Ce qui est plus difficile à voir, c’est ce qui arrive aux écosystèmes marins en contrebas – aux poissons, aux invertébrés, aux plantes et aux mammifères.
« Il y a une sorte de décalage entre la température et la façon dont quelque chose comme la température affecte les modèles de répartition des espèces ou le fonctionnement des pêcheries ou la façon dont les espèces protégées pourraient réagir », a déclaré Jarrod Santora, biologiste des pêches à la National Oceanic and Atmospheric Administration. « Il y a un grand écart entre ce que nous identifions comme une anomalie de température et le processus dans l’océan. »
Certains animaux peuvent descendre dans la colonne d’eau vers des eaux plus sombres et plus froides.
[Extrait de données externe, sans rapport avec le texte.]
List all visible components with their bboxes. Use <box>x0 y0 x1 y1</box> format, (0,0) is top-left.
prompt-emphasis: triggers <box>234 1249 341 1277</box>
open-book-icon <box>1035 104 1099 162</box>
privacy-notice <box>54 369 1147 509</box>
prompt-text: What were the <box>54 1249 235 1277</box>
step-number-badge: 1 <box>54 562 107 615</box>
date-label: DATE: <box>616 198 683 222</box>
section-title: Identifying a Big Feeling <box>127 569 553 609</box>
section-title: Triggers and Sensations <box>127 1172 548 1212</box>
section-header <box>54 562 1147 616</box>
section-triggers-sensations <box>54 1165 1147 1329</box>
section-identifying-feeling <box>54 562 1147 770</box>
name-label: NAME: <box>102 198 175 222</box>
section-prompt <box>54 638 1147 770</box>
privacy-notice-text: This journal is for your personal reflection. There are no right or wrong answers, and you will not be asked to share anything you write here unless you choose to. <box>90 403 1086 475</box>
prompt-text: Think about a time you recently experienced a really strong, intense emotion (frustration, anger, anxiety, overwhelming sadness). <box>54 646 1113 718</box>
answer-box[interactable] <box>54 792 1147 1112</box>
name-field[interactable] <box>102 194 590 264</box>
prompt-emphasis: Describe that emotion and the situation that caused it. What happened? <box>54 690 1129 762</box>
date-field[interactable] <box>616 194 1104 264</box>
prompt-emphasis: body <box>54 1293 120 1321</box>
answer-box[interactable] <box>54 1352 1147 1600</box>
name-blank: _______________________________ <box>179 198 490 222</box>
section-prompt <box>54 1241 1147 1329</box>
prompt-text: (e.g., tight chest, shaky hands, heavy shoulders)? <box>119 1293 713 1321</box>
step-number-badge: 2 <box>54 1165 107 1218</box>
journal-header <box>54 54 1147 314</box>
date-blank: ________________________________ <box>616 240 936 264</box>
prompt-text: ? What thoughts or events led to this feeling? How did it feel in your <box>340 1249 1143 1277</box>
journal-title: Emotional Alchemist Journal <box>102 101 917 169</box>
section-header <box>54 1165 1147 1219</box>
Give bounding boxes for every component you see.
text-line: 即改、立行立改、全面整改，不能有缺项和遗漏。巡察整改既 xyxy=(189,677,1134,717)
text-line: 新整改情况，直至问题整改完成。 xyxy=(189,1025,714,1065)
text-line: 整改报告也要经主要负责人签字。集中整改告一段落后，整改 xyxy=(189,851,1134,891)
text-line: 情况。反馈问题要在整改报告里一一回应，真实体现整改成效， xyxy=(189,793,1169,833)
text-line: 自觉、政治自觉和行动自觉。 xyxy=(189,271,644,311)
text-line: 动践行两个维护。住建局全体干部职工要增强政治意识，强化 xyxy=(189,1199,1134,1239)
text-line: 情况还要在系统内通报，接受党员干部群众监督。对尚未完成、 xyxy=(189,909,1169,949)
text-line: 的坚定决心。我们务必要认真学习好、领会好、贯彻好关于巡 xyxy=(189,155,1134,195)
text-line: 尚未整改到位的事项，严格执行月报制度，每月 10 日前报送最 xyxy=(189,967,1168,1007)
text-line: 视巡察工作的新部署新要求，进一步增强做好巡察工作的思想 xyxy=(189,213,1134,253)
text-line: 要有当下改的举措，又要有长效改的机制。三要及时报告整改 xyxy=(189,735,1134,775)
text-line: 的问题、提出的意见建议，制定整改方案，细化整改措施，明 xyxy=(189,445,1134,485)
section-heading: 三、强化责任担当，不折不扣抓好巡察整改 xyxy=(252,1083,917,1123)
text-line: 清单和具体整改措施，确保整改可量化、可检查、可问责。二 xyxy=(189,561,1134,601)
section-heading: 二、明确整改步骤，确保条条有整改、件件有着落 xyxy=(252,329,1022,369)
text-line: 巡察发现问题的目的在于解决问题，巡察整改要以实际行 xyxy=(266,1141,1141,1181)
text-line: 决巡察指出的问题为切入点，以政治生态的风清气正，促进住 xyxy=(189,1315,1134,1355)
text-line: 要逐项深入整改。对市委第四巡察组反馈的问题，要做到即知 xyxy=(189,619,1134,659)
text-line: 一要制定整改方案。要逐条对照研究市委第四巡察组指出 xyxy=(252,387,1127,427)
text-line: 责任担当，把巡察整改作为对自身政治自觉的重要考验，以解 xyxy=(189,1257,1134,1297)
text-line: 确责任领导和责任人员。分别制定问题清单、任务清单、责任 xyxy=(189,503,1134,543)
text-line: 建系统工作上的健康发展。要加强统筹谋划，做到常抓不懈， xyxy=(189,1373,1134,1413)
D’autres peuvent se déplacer vers le nord – ou le sud – selon l’endroit où se trouvent les eaux plus froides. Beaucoup peuvent prospérer ; d’autres périront.
Et certains pourraient ne pas être affectés du tout, a déclaré Santora.
« Nous examinons simplement les anomalies de température qui se concentrent sur la peau de l’océan ; nous ne savons pas ce qui se passe à l’intérieur », a-t-il déclaré.
C’est pourquoi Heather Welch, écologiste spatiale marine à l’UC Santa Cruz, et d’autres chercheurs ont créé des modèles statistiques conçus pour prédire où iront les animaux lorsque la situation se réchauffe.
« L’une des choses délicates avec les impacts de la vague de chaleur est donc qu’il faut avoir de la chance et avoir des observations directes pendant les événements », a-t-elle déclaré. De telles observations directes sont souvent effectuées via des balises GPS sur des animaux ou des observations effectuées à partir d’un navire de recherche qui se trouve au bon endroit au bon moment.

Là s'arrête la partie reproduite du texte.